O absurdo destemido
Nos últimos tempos, a sociedade portuguesa parece afogar-se em sucessivas ondas de pânico moral, que abrem caminho à instalação do fascismo. São ataques de conservadorismo baseados em questões morais que procuram esvaziar o debate público, desmerecer garantias democráticas, ofuscar os problemas sociais e criar novos inimigos. Desta forma, enquanto todos se escandalizam com um cartaz, uma pintura numa estátua e uma série animada, ignoram a presença de um fascista na assembleia ou as ramificações de neonazis nas polícias e forças de segurança, através de organizações anónimas ou robôs que promovem ódio nas redes sociais. Últimamente, qualquer sinal de humanidade é escandalosamente alarmante, menos uma manifestação nazi contra o antirracismo. O absurdo (destemido) acaba por ser normalizado.
Enquanto a extrema-direita promove as suas práticas impunemente, a maioria dos partidos políticos resolve declarar que "Portugal não é racista", entrando nessa onda de despolitização, esvaziando o problema em vez de o enfrentar ou debater, e desarmando quem vise combater o racismo. Ao mesmo tempo, uma série animada é censurada na televisão pública, de ofício, após 'reclamações' contra o seu conteúdo! Isto não é surpreendente, pois uma das estratégias dos fachistas é condicionar a opinião pública, a sociedade e até o próprio poder público, mesmo antes de chegar ao poder. Talvez alguém defenda agora que Portugal "não é homofóbico nem machista", mas a recente polémica mostra o contrário.

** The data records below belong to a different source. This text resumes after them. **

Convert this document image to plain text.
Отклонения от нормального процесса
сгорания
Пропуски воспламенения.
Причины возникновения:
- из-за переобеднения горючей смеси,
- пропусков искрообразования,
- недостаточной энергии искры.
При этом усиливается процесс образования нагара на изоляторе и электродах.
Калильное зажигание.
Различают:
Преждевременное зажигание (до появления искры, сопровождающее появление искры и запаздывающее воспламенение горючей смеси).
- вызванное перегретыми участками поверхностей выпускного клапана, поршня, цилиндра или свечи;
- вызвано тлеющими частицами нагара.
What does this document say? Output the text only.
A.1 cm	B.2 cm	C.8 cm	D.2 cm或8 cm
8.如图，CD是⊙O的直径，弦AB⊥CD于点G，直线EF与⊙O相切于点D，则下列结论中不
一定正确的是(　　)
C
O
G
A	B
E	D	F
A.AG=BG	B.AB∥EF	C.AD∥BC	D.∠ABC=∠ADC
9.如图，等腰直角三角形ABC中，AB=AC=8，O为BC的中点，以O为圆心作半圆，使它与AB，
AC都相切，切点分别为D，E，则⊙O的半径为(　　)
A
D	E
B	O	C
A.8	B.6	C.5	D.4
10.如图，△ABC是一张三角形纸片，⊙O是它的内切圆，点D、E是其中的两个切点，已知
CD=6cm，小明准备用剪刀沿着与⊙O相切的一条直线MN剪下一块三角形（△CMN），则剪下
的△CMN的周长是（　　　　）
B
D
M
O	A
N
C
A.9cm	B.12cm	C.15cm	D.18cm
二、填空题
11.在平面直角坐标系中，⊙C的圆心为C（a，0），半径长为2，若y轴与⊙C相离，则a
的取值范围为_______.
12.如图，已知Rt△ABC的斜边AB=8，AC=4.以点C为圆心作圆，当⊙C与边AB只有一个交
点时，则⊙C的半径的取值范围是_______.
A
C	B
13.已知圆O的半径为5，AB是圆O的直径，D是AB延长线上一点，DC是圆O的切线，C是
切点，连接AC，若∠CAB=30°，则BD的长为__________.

"Destemidas" é uma série infantil sobre: "Histórias de mulheres excecionais, ousadas e decididas que fizeram o que quiseram e lutaram pelos seus sonhos. (...) Que foram capazes de ir para além das convenções e preconceitos sociais e triunfaram perante as adversidades", diz a RTP. Na verdade, é uma adaptação da obra literária “Culottées”, da ilustradora Pénélope Bagieu, um conteúdo original da France Télévision que já ganhou diversos prémios. Mas a Entidade Reguladora para a Comunicação Social (ERC) recebeu várias queixas sobre um episódio específico, segundo as notícias: "as queixas centram no episódio sobre a femininista francesa Thérèse Clerc, ativista pelos direitos das mulheres. O episódio da série de animação aborda temas como o aborto, homossexualidade, feminismo, divórcio e religião". Entretanto, o Provedor adianta que determinou que a série fosse retirada da RTPPlay e que não voltasse a ser exibida. Porquê, se o próprio diz que o objetivo era "tornar tranquila essa relação com o facto de muitos adolescentes se interrogarem sobre a sua identidade de género"?
Por isso, foi criada uma Petição Pública "Pela reposição do programa "Destemidas" na RTP", que se limitava a apresentar “mulheres corajosas que mudaram o rumo da história” (nas palavras da própria RTP). Pois estas são histórias reais, de mulheres reais que não podem ser apagadas! Dizer que o conteúdo é inapropriado para crianças, é negar o direito de existência dessas pessoas.
Porém, o facto de a ERC, o Provedor do Espectador ou a própria RTP (que retirou o episódio para "refazer" a dobragem), que são entidades públicas, que obedecem à Constituição e devem zelar pela pluralidade e a igualdade de direitos em todas as suas ações e decisões, terem tomado partido das "queixas" apresentadas é gravíssimo e inadmissível!
Além de ser um atropelo à história e existência das mulheres ali representadas, é um atropelo à dignidade de todos os que se sentem retratados nessas histórias, vidas, experiências, dificuldades, sofrimentos, sentimentos e liberdade. Mas pior do que isso: é a institucionalização da violência e do ódio pautado no moralismo de quem condenada a existência do outro através do revanchismo, do nacionalismo, da supremacia branca e da misoginia.
Ou seja, o acolhimento do fascismo disfarçado de conservadorismo.